The blog notes that this is discriminatory; what makes hate speech hateful, apparently, is not just what it says but who it’s directed at.
COVID and outdoor dining in California
Recently I’d seen a video from a California restaurant owner in the LA area, complaining that California shut down even outdoor dining at her restaurant but was allowing outdoor dining immediately adjacent for a non-restaurant event. This was pretty horrifying.
The Volokh Conspiracy legal blog looked at California’s recent restrictions and concluded that California bans on all indoor worship services (regardless of size) likely runs afoul of recent Supreme Court decisions. The blog also worried that these outdoor dining restrictions aren’t actually rational; spread via outdoor dining seems to be rare, and the ban on outdoor dining likely means that people will move indoors to private spaces which are far more dangerous. It notes:
If people cannot eat safely at outdoor restaurants, there is a greater chance people will eat unsafely in indoor homes.
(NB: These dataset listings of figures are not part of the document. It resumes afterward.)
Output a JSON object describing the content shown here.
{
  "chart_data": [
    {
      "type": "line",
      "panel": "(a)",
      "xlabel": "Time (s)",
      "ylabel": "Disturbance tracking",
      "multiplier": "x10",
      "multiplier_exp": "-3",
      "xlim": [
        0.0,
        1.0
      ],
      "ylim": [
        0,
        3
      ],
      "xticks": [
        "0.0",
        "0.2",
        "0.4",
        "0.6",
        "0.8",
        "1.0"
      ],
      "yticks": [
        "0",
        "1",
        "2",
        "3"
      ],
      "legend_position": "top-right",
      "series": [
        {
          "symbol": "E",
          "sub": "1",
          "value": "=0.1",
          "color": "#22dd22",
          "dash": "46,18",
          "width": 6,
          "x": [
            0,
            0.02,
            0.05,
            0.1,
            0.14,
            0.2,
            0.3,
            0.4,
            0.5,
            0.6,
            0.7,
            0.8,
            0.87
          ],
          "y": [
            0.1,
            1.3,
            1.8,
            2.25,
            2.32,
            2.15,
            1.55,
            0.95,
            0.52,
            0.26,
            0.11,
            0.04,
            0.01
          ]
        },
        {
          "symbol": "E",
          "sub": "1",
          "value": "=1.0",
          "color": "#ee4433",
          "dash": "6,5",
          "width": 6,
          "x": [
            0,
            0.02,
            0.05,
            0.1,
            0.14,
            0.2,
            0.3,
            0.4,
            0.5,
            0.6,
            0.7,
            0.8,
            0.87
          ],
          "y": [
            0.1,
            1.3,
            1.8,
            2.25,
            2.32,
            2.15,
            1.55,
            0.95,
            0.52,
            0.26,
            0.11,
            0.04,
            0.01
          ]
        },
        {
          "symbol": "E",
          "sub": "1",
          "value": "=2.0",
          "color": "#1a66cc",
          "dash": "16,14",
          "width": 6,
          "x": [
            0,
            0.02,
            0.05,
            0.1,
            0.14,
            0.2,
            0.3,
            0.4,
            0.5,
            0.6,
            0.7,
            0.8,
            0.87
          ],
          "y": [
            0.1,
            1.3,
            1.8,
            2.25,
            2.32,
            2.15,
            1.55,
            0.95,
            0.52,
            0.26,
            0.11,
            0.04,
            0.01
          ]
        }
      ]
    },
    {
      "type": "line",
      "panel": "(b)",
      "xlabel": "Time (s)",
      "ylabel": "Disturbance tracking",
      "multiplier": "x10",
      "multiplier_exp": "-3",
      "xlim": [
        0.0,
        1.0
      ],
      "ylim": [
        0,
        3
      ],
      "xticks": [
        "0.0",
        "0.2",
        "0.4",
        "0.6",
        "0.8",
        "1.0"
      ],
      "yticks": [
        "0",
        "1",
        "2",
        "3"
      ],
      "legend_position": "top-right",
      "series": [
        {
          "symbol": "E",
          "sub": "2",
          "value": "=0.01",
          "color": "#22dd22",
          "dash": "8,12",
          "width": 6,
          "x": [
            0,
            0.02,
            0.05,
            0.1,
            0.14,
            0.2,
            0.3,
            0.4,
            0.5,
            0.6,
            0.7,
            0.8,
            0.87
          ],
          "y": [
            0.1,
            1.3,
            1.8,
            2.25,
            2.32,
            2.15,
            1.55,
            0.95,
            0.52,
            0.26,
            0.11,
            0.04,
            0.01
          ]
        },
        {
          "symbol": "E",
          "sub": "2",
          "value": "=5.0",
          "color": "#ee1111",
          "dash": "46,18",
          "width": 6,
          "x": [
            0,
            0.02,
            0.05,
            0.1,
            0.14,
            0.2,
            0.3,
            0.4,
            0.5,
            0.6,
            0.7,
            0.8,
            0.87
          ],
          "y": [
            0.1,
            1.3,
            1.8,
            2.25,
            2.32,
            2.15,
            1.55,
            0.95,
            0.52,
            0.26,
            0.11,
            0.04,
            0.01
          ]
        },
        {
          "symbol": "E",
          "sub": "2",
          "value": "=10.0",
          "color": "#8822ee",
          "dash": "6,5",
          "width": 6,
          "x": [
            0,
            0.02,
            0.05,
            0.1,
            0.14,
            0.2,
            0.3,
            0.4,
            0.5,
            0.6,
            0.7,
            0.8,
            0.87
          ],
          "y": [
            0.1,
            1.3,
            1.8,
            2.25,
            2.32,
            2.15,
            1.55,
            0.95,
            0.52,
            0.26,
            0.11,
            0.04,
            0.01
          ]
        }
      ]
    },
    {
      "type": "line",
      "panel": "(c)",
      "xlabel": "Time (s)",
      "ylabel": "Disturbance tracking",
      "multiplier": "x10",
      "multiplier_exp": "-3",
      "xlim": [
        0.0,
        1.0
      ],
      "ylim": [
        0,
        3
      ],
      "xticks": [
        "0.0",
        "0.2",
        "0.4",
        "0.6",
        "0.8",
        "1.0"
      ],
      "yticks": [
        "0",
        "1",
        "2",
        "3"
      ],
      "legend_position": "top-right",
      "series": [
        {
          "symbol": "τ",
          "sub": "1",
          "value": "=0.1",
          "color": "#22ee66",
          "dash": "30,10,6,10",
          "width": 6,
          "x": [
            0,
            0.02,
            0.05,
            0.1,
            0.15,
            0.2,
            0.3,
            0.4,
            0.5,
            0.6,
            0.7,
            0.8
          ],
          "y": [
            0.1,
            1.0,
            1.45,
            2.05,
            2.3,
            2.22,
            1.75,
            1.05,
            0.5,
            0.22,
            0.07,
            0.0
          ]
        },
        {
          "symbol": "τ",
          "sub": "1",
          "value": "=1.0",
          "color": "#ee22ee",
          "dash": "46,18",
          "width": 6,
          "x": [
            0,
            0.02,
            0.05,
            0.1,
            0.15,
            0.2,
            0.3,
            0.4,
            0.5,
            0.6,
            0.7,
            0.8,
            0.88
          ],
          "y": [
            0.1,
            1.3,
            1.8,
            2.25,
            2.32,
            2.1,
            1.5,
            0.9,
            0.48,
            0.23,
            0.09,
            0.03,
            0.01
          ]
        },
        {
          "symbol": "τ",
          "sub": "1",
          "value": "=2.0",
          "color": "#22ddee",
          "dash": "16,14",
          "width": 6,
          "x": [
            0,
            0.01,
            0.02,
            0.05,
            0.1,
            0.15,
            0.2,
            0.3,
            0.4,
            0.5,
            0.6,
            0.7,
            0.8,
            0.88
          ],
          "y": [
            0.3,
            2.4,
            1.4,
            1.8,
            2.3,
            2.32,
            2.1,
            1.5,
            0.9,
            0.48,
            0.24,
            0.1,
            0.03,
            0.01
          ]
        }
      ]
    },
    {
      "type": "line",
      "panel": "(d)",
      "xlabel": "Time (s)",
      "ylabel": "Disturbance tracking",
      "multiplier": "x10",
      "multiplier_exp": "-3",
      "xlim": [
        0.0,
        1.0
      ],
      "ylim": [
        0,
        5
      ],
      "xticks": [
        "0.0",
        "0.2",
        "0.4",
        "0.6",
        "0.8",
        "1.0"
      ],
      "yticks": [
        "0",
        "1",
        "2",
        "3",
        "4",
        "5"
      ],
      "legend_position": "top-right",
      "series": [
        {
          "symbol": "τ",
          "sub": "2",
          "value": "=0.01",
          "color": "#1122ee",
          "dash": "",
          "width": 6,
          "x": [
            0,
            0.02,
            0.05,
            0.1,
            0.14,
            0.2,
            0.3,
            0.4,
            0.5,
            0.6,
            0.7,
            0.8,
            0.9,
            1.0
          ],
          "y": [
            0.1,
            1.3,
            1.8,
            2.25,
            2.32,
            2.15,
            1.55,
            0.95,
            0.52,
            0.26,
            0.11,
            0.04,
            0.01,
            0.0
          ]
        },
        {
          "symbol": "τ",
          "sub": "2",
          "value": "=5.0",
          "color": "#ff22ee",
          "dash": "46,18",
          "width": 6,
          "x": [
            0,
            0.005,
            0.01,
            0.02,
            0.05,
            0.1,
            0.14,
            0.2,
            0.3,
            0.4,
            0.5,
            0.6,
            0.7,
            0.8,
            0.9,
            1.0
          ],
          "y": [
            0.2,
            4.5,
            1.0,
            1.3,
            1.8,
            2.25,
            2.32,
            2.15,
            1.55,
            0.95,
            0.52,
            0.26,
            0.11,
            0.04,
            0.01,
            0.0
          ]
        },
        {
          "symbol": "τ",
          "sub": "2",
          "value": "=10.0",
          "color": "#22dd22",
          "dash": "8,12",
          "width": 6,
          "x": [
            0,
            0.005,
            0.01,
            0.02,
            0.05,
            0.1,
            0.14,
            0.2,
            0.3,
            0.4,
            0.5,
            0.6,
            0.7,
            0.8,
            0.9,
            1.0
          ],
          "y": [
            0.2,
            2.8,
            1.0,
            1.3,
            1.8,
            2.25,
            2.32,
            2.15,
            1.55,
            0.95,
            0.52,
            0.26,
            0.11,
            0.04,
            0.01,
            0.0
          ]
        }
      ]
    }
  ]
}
No matter how hard government tries, the state cannot eliminate the demand for communal gathering. They will simply force people to satisfy those demands in underground, illegal fashions.
The blog also quotes an infectious-disease expert, who notes:
When it comes to the COVID-19 pandemic, a harm-reduction approach would encourage masking and social distancing instead of demanding that people have no contact at all with friends or family they don’t live with.
I think that’s exactly right; we ought to be trying to encourage people to have as little contact as they can, but some are going to insist on it. If we ban them from outdoor spaces, we’ll drive them indoors in private residences, which will be worse.
Do Christians need to obey all laws?
A while back, Tim Challies linked to this article on whether Christians should obey all COVID-19 orders; essentially, this article analyzes the issue of submission to governing authorities. One of the take-aways is that Biblically, we are not obligated to comply with illegal orders (e.g. unconstitutional ones). The analysis is worth reading and considering, and touches many of the key issues.
A few other things:
- Al Mohler has an analysis of vaccines from a Christian perspective, looking at different issues involved. Worth reading if you are a Christian with concerns about moral aspects of the vaccine.
- Seattle is considering removing penalties for theft when poverty is the defense. Further analysis here.
- “A new argument for the date of Jesus’ birth” – this one looks at whether we might have the date roughly right after all. Not terribly important, but my kids were bringing up these issues with me recently so I found it interesting.